Probe finds that Toshiba has colluded with the government

The depth of collusion between Toshiba, the Japanese government and the former head of investment of the world’s largest pension fund to influence board nominations last year was revealed by an independent poll.

A Report of 147 pages published Thursday details the collaboration between the society and the government and states that Japanese Prime Minister Yoshihide Suga, who was the minister’s chief secretary at the time, had received updates on activists ’campaigns before the annual meeting. of July 2020, which concluded that it was “not sufficiently managed”.

Based on text messages, e-mails and other correspondence, the report describes how senior figures from the Ministry of Economy, Trade and Industry have collaborated with former Toshiba executives to prevent executives. to be voted out of their positions. Investigators conclude that the plot included “acts suspected of being against the law” and represented an attempt to unfairly restrict the exercise of shareholders’ rights.

The centerpiece of the campaign was Nobuaki Kurumatani, then Toshiba’s chief executive who had a sharp vote to approve his reputation as a strictly survivor. He renounced April amid fears it may fail to gain approval at the 2021 annual meeting later this month and following a $ 20 billion takeover bid from private equity group CVC.

The report, compiled by three lawyers including the head of the Tokyo office O’Melveny & Myers, accuses the Japanese conglomerate of having drawn up “a plan to effectively prevent shareholders from exercising their shareholder proposal. and voting rights at the AGA giving undue influence to shareholders ”.

In a very revealing text message, Kurumatani told one of its senior executives that Toshiba’s efforts to suppress the movements of activist investors will not be entrusted to its financial advisors – Goldman Sachs and Nomura – but will be dealt with. mainly by the government. He is quoted as writing: “METI is going to play the lead role this time.”

The scandal surrounding Toshiba’s AGA 2020 has been, for many investors, the culmination of five years of extraordinary turmoil in Japan’s most famous industrial conglomerate. A series of calamities have included accounting fraud, the collapse of the U.S. nuclear unit, the sale of the precious chip business and a reduction strictly avoided by the Tokyo Stock Exchange. Investors have long suspected that Toshiba enjoys unusually high levels of protection from the Japanese government, and that shareholder interests have been constantly suppressed.

Toshiba was forced to accept the independent probe after losing it a proxy battle with its largest shareholders in March.

One of Toshiba’s shareholders said that his findings “confirm our deepest and worst fears about the relationship between the Japanese government and its largest corporations.” The question everyone is facing now is whether it was an isolated incident. ”

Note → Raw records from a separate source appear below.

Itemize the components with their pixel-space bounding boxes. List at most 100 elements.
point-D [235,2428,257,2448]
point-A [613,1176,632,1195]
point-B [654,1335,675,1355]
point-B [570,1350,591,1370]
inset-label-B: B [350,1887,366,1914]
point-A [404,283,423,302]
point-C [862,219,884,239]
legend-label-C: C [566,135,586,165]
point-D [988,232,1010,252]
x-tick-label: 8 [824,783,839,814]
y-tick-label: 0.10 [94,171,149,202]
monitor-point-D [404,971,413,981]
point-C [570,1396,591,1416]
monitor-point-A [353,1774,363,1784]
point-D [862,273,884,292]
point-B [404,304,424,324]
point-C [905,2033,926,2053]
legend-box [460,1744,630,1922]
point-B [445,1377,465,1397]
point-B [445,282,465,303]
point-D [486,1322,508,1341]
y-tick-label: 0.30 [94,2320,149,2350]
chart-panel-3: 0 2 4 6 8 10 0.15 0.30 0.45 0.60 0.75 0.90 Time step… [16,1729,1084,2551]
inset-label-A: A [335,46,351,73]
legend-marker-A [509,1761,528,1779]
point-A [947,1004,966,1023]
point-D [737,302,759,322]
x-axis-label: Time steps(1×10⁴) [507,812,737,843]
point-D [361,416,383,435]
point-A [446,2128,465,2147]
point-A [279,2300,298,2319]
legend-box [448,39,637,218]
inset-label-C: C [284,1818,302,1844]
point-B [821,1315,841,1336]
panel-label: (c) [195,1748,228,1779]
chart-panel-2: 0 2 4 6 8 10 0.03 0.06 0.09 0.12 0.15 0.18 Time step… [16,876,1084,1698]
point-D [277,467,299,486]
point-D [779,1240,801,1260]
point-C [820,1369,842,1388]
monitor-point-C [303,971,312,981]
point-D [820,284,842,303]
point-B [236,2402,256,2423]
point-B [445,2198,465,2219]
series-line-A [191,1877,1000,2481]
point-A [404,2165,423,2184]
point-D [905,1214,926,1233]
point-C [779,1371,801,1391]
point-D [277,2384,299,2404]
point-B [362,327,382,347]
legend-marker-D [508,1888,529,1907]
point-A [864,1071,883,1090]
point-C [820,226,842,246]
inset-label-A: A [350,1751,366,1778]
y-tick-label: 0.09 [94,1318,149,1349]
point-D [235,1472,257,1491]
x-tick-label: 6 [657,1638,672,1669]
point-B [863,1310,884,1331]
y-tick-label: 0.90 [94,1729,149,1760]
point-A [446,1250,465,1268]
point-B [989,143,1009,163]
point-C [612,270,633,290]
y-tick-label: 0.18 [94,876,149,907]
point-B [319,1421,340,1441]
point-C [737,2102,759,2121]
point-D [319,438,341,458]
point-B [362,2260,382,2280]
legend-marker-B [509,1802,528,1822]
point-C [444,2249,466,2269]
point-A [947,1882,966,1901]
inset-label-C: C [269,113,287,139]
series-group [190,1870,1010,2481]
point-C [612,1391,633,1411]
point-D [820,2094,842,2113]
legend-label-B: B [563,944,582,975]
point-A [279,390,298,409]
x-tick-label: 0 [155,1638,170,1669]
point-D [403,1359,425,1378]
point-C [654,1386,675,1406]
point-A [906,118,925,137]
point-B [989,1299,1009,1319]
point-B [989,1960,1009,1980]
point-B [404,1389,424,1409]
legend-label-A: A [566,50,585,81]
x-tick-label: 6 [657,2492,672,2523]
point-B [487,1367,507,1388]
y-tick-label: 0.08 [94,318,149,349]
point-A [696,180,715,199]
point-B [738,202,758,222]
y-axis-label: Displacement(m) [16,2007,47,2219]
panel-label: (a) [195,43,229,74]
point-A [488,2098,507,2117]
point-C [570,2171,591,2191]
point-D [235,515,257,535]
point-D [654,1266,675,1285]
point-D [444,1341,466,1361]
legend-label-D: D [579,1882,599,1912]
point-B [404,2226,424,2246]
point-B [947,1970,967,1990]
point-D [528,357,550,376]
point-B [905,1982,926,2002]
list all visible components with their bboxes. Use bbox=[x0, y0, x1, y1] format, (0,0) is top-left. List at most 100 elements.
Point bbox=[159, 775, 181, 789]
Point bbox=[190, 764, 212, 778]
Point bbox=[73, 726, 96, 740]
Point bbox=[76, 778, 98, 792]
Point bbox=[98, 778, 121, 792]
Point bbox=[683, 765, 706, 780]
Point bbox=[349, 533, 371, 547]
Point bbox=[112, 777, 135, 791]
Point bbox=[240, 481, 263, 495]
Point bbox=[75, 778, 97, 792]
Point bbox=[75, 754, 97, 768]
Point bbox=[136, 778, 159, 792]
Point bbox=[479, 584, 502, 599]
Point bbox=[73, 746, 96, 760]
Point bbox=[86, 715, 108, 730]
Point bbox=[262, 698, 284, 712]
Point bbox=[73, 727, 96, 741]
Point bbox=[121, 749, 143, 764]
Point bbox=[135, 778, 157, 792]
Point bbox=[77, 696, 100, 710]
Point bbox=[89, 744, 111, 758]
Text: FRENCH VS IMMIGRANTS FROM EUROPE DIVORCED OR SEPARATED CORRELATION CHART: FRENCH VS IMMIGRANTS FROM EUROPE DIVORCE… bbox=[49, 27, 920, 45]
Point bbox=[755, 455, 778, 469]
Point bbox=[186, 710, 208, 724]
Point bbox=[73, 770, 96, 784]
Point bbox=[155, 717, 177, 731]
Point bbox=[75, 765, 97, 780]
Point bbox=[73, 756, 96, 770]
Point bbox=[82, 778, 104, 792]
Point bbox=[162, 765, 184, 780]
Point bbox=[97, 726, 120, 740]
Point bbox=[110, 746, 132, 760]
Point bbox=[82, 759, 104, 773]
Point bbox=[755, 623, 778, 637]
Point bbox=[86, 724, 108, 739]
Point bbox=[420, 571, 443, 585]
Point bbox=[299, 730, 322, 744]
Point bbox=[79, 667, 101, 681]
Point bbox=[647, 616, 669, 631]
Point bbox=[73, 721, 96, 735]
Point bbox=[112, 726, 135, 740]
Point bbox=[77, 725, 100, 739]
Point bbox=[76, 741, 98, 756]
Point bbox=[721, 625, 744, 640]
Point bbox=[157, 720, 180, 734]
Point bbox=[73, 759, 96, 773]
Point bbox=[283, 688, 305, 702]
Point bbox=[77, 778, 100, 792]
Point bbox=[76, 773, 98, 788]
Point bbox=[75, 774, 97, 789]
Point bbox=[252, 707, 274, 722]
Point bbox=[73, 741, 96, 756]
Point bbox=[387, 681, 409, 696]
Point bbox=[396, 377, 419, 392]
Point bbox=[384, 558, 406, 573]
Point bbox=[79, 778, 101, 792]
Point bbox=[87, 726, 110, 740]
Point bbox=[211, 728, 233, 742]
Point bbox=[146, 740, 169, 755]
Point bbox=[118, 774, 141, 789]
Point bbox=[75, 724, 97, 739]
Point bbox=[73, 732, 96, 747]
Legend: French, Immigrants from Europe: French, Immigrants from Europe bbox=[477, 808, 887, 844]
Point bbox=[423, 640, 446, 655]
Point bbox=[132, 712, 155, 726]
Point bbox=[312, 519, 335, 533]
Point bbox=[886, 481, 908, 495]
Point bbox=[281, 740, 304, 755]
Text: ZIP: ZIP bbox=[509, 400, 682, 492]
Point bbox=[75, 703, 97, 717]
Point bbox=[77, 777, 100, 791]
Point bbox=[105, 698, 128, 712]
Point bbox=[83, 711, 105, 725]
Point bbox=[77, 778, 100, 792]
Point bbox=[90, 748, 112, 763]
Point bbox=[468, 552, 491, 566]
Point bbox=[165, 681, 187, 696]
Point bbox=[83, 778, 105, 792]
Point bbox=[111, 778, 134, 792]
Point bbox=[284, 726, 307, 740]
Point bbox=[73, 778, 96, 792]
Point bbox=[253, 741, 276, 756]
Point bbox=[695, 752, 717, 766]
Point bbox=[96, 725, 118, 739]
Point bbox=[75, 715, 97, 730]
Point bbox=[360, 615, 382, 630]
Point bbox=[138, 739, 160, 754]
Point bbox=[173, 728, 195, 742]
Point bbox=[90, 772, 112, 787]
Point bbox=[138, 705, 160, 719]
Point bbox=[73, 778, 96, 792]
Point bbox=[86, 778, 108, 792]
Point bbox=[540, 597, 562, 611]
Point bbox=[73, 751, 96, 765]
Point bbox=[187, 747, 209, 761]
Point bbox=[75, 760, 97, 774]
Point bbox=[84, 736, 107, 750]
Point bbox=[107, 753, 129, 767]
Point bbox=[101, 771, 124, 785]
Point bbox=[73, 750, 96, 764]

The report contrasts sharply with Toshiba’s internal investigation into the meeting, which concluded that there were no problems.

“There is no shareholder or director that I will support a few candidates who have been nominated by the company for the next AGM,” Raymond Zage, non-executive director of Toshiba, told Financial Officer. Some time later the report was released. The information previously provided to the council on the issue of participation in METI, he added, was “highly misleading”.

The report is particularly damaging to the reputation of Hiromichi Mizuno, the former head of the $ 1.6 billion government pensions investment fund (GPIF) in Japan, a member of the board of trustees. Tesla is a high-profile champion for ESG investors around the world.

Mizuno’s efforts, which were first revealed by the FT, have focused on influencing the vote of the Harvard Management Company – one of Toshiba’s largest shareholders at the time. At last year’s AGM, Mizuno acted as executive advisor to METI: the report concludes that he used this position to influence HMC to the point where he abstained from voting at the meeting.

The report also called into question the account of Mizuno’s events. In March, Mizuno told FT: “I told Harvard very clearly that I did not represent the Japanese government. I proposed to give them [Harvard] a better understanding of the situation in Tokyo on a friendly basis ”.

On Thursday, Toshiba and METI said they would review the report. Mizuno, described as “Mr. M” in the report, was not immediately available for comment. Both Mizuno and METI have previously denied the FT acting according to government instructions.